La spesa dei poveri
 







di Carlo Lania




Antonietta in qualche modo si considera fortunata, almeno lei non deve fare molta strada. Abita nello stesso quartiere in cui si trova l’emporio, quindi fare la spesa è facile. Lo stesso non può dire Maria. Arriva dalla parte opposta della città e ogni volta raggiungere il supermercato è un viaggio. Oggi l’ha accompagnata un’amica con la macchina, ma non è sempre così. «Spesso vengo in autobus e tornare a casa con le buste pesanti è faticoso», spiega. Sia Antonietta che Maria, però, non si lamentano. Tutte e due sarebbero infatti disposte a sopportare una fatica ben superiore pur di arrivare, una volta alla settimana, fin qui all’inizio della via Casilina vecchia dove si trova l’«Emporio della solidarietà» della Caritas. E come loro altre centinaia di persone che, quattro volte al mese, vengono a fare rifornimento di generi alimentari e non solo.

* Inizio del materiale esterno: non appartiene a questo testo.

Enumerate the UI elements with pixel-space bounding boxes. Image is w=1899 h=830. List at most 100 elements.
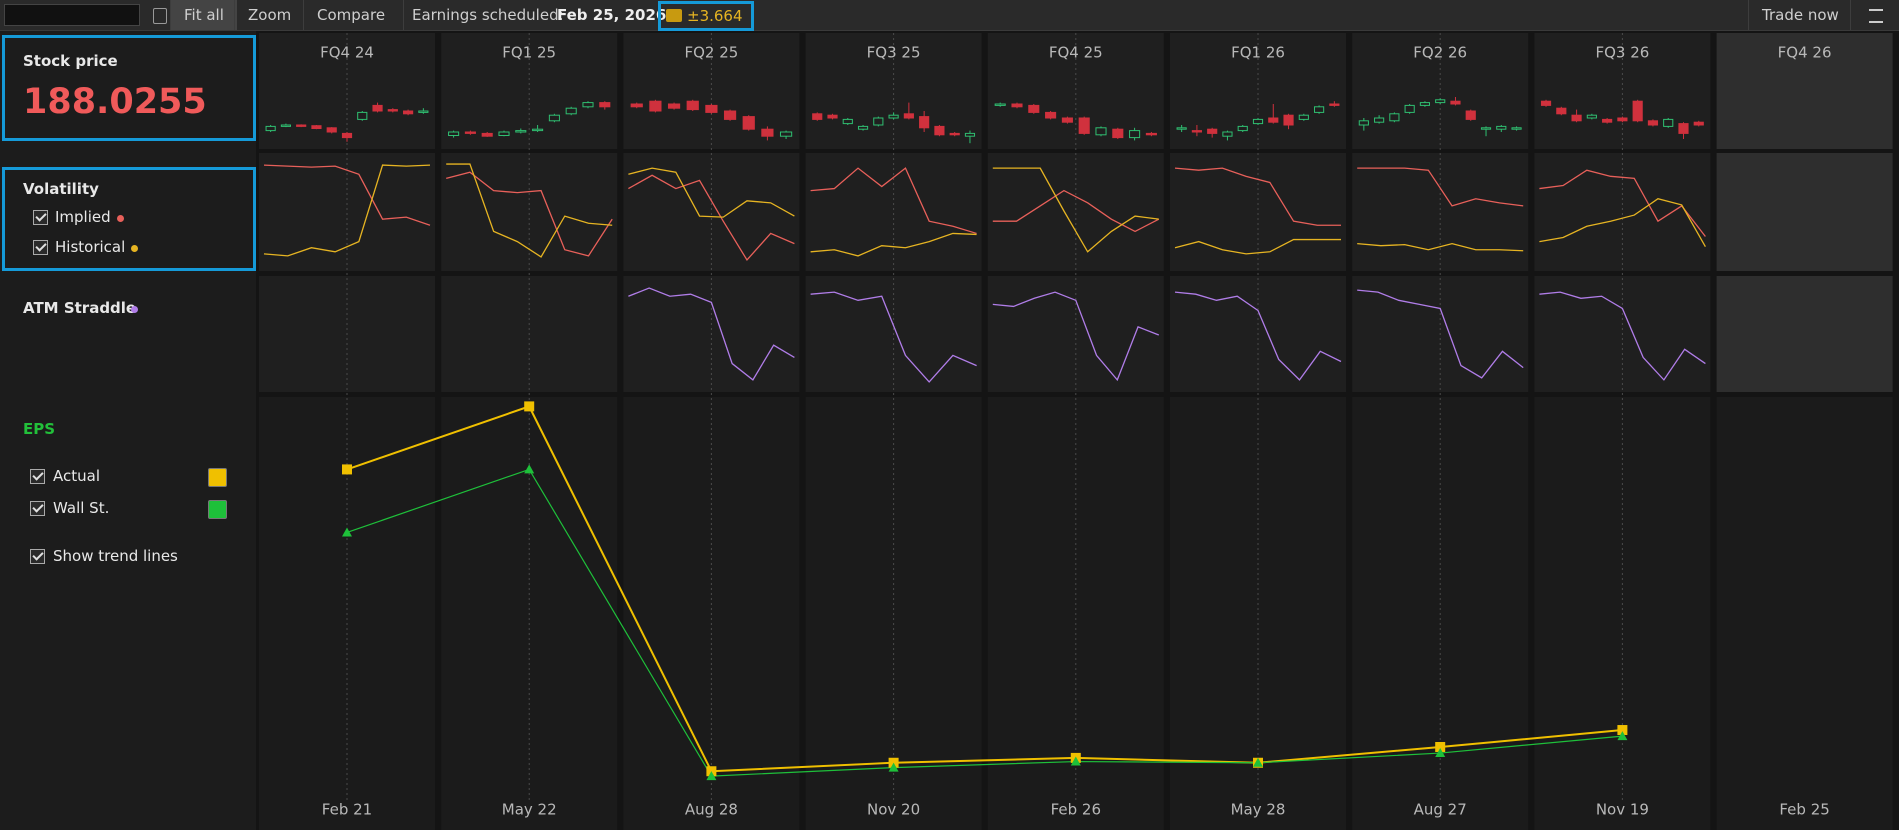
candle-body <box>1283 114 1294 126</box>
historical-checkbox[interactable] <box>33 240 48 255</box>
expected-move: ±3.664 <box>687 7 743 25</box>
candle-body <box>686 100 699 111</box>
historical-line <box>263 164 431 257</box>
candle-body <box>1298 114 1309 120</box>
eps-marker <box>1435 748 1446 758</box>
candle-body <box>311 125 322 129</box>
candle-body <box>1450 100 1461 105</box>
candle-body <box>1693 121 1704 126</box>
candle-body <box>1222 131 1233 137</box>
panel <box>1716 276 1893 392</box>
candle-body <box>280 124 291 127</box>
candle-body <box>667 103 681 109</box>
eps-marker <box>1435 742 1446 752</box>
candle-body <box>1011 103 1023 108</box>
historical-line <box>446 163 613 258</box>
candle-body <box>515 130 527 133</box>
volatility-title: Volatility <box>23 180 99 198</box>
candle-body <box>532 128 544 132</box>
candle-body <box>649 100 662 112</box>
historical-label: Historical <box>55 238 126 256</box>
candle-body <box>403 110 414 115</box>
panel <box>1170 153 1346 271</box>
zoom-button[interactable]: Zoom <box>234 0 304 30</box>
candle-body <box>372 104 383 112</box>
candle-body <box>903 113 914 119</box>
straddle-line <box>1357 289 1524 379</box>
candle-body <box>1465 110 1476 120</box>
panel <box>1352 153 1529 271</box>
panel <box>259 153 435 271</box>
actual-swatch[interactable] <box>208 468 227 487</box>
quarter-label: FQ3 26 <box>1595 44 1649 62</box>
date-label: Feb 25 <box>1779 801 1829 819</box>
wallst-checkbox[interactable] <box>30 501 45 516</box>
candle-body <box>1678 123 1689 134</box>
candle-body <box>418 110 429 113</box>
candle-body <box>873 117 884 126</box>
candle-body <box>994 103 1006 106</box>
implied-checkbox[interactable] <box>33 210 48 225</box>
stock-price-value: 188.0255 <box>23 82 207 122</box>
historical-line <box>810 232 977 257</box>
eps-line <box>346 405 1623 773</box>
candle-body <box>599 102 611 108</box>
symbol-box[interactable] <box>4 4 140 26</box>
quarter-label: FQ2 25 <box>684 44 738 62</box>
implied-line <box>1357 167 1524 207</box>
candle-body <box>827 114 838 119</box>
candle-body <box>1329 103 1340 106</box>
quarter-label: FQ4 25 <box>1049 44 1103 62</box>
candle-body <box>582 102 594 108</box>
candle-body <box>1511 127 1522 130</box>
eps-marker <box>342 527 352 537</box>
menu-button[interactable] <box>1850 0 1899 30</box>
candle-body <box>1480 127 1492 130</box>
wallst-swatch[interactable] <box>208 500 227 519</box>
candle-body <box>1389 113 1400 122</box>
implied-label: Implied <box>55 208 111 226</box>
link-icon[interactable] <box>153 8 167 24</box>
candle-body <box>919 116 930 129</box>
historical-line <box>1357 242 1524 252</box>
candle-body <box>1176 127 1187 130</box>
candle-body <box>1268 117 1279 123</box>
straddle-line <box>992 291 1160 382</box>
compare-button[interactable]: Compare <box>303 0 398 30</box>
trade-now-button[interactable]: Trade now <box>1748 0 1853 30</box>
candle-body <box>1191 130 1202 133</box>
historical-line <box>1539 198 1706 248</box>
candle-body <box>464 131 476 134</box>
candle-body <box>296 124 307 127</box>
implied-line <box>1174 167 1341 226</box>
trend-checkbox[interactable] <box>30 549 45 564</box>
implied-line <box>810 167 977 235</box>
fit-all-button[interactable]: Fit all <box>170 0 237 30</box>
implied-dot <box>117 215 124 222</box>
actual-checkbox[interactable] <box>30 469 45 484</box>
quarter-label: FQ4 26 <box>1778 44 1832 62</box>
candle-body <box>341 132 353 139</box>
candle-body <box>1602 118 1613 123</box>
candle-body <box>565 107 577 115</box>
candle-body <box>1207 128 1218 134</box>
panel <box>1716 153 1893 271</box>
historical-line <box>992 167 1159 253</box>
left-panel: Stock price 188.0255 Volatility Implied … <box>0 31 256 830</box>
candle-body <box>1045 111 1057 119</box>
candle-body <box>1404 104 1415 113</box>
earnings-date: Feb 25, 2026 <box>557 6 667 24</box>
implied-line <box>628 174 795 262</box>
candle-body <box>1112 128 1124 139</box>
panel <box>623 153 800 271</box>
candle-body <box>1617 117 1628 122</box>
straddle-line <box>1174 291 1342 381</box>
panel <box>1716 33 1893 149</box>
panel <box>1534 153 1711 271</box>
expected-move-box[interactable]: ±3.664 <box>658 1 754 31</box>
candle-body <box>1556 107 1567 115</box>
quarter-label: FQ1 26 <box>1231 44 1285 62</box>
straddle-line <box>628 287 795 381</box>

Per chi appartiene a quella fascia della popolazione che con quello che guadagna non ce la fa ad
arrivare alla fine del mese, fare la spesa all’emporio non costa niente. Per loro il supermercato della Caritas è una specie di boa di salvataggio alla quale aggrapparsi nei momenti più duri e dove possono trovare ciò di cui hanno più bisogno: pane, pasta, carne, ma anche olio, zucchero e cibo e scarpe per i bambini. Prendi e porti via quello che ti serve senza pagare un solo centesimo. Gente come Maria, per l’appunto, che per vivere fa le pulizie a ore e alla fine riesce a tirare su 400 euro al mese. Poco, che diventa pochissimo se si considerano quattro figli maschi e un marito rimasto senza lavoro dopo una malattia. «Per fortuna c’è la parrocchia che mi dà qualche altro soldo e una volta al mese anche un pacco viveri», spiega riuscendo chissà come a trovare la forza per sorridere.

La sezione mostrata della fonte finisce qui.